Com os títeres, eles trabalharam com um público adulto, em processo de alfabetização e conscientização, tanto no Chile como no Peru. Apesar dos 50 bonecos coloridos e belos apresentados na peça com técnicas de luva, de vareta e outras, manipulados com refinamento, Euclides faz questão de enfatizar que é contra a preocupação tecnicista excessiva que possa levar a um descuido com a mensagem, o que ocorre algumas vezes com esse tipo de teatro.
– A técnica do teatro de bonecos é fundamental, porque sem ela não se pode dizer nada. É importante que se faça um teatro o mais refinado possível; no entanto, não podemos esquecer que a técnica tem de estar subordinada a uma mensagem, a um conteúdo, que reflita as emoções humanas, as lutas cotidianas a alegria, a dor, o sofrimento, o humor, os problemas concretos de uma cultura.
A voz do índio
Euclides explica ainda que esta peça, quando representada no Festival de Curitiba, provocou grande polêmica. Uns acharam que era “revolucionária”, mas muito dura com a Igreja, na medida em que o patrão usa as orações para cristalizar sua dominação. Outros chegaram a classificá-la de “reacionária”, argumentando que a justiça não é feita pelos próprios povos indígenas, que transferem para uma entidade de fora, o próprio Deus, o ajuste de contas.
Euclides e Adair respondem que o objetivo preciso da peça é justamente abrir a discussão e eles se limitaram apenas a recriar um conto indígena anônimo, que circula nos Andes e foi elaborado depois da chegada dos espanhóis.
– A nossa finalidade é abrir espaço para a voz do índio, tal como ela se apresenta hoje, denunciando o colonialismo. Queremos sensibilizar as pessoas, através do teatro de bonecos, para uma solidariedade maior com os povos indígenas de nossa América.
P.S.1 Versão ligeiramente modificada da que foi publicada originalmente no jornal PORANTIM – Em defesa da causa indígena. Brasília. Ano V, Nº 45, novembro de 1982.

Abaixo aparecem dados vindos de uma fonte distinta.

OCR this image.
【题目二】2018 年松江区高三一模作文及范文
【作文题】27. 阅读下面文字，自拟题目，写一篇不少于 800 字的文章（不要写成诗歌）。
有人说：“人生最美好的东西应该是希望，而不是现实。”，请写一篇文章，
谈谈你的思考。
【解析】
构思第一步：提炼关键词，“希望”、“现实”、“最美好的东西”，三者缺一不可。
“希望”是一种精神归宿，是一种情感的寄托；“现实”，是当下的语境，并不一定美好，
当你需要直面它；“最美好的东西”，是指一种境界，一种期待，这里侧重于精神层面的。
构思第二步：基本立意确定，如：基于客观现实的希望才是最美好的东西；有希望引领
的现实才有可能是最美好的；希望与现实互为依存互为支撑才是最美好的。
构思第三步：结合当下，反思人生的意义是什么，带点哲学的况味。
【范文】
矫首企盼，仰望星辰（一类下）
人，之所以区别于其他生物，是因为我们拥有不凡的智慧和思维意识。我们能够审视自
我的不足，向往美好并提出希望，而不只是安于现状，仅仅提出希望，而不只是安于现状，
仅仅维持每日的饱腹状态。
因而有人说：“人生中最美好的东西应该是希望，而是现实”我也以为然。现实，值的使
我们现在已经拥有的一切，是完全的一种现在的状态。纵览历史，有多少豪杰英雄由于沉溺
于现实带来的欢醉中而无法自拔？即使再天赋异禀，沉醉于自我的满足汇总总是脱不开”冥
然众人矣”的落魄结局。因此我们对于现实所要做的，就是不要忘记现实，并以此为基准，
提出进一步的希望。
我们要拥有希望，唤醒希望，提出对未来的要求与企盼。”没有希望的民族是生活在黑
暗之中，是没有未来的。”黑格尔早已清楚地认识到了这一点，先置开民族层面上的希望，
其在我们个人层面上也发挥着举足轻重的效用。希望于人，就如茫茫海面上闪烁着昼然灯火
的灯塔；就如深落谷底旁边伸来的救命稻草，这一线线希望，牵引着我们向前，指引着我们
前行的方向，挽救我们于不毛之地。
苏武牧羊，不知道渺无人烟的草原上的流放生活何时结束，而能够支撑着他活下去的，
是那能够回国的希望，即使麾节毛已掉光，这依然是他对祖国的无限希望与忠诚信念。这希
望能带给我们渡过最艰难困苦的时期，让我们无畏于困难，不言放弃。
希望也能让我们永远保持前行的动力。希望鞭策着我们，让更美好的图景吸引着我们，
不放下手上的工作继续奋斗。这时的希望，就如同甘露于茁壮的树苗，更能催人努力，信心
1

http://docvirt.com/docreader.net/DocReader.aspx?bib=hemeroindio&pagfis=3652&pesq=
P.S. 2 – “O Índio virou pó de café?” é o título do livro de Marcelo Lemos lançado nessa sexta-feira, 15 de julho de 2016, na Casa da Ciência da UFRJ, numa mesa redonda, seguida de sessão de autógrafos. Trata-se de uma versão atualizada da dissertação de mestrado defendida em 2004. Analisa a resistência dos índios Puri, Coroado e outros no século XIX frente à expansão cafeeira no Vale do Paraíba (RJ e MG). A pesquisa foi orientada em 2004 pelo historiador Marco Morel da UERJ que prefaciou o livro, em cuja orelha, redigi essa pequena nota: “Dona Elisa, lá no Amazonas, usa o pó de café misturado com farinha de ossos e de sangue para adubar o solo do quintal onde cultiva plantas. Foi isso que Marcelo Sant´Ana Lemos fez. Localizou nos arquivos documentos inéditos e os analisou criticamente para fertilizar a resistência dos índios diante da expansão cafeeira no Vale do Paraíba, do esbulho de suas terras e da extrema violência contra sua integridade física, cultura, língua. O índio virou pó de café? O autor do livro que você vai ler retira o véu que encobria os Coroado, os Puri e os Coropó, colocando-os outra vez no mapa do Rio de Janeiro.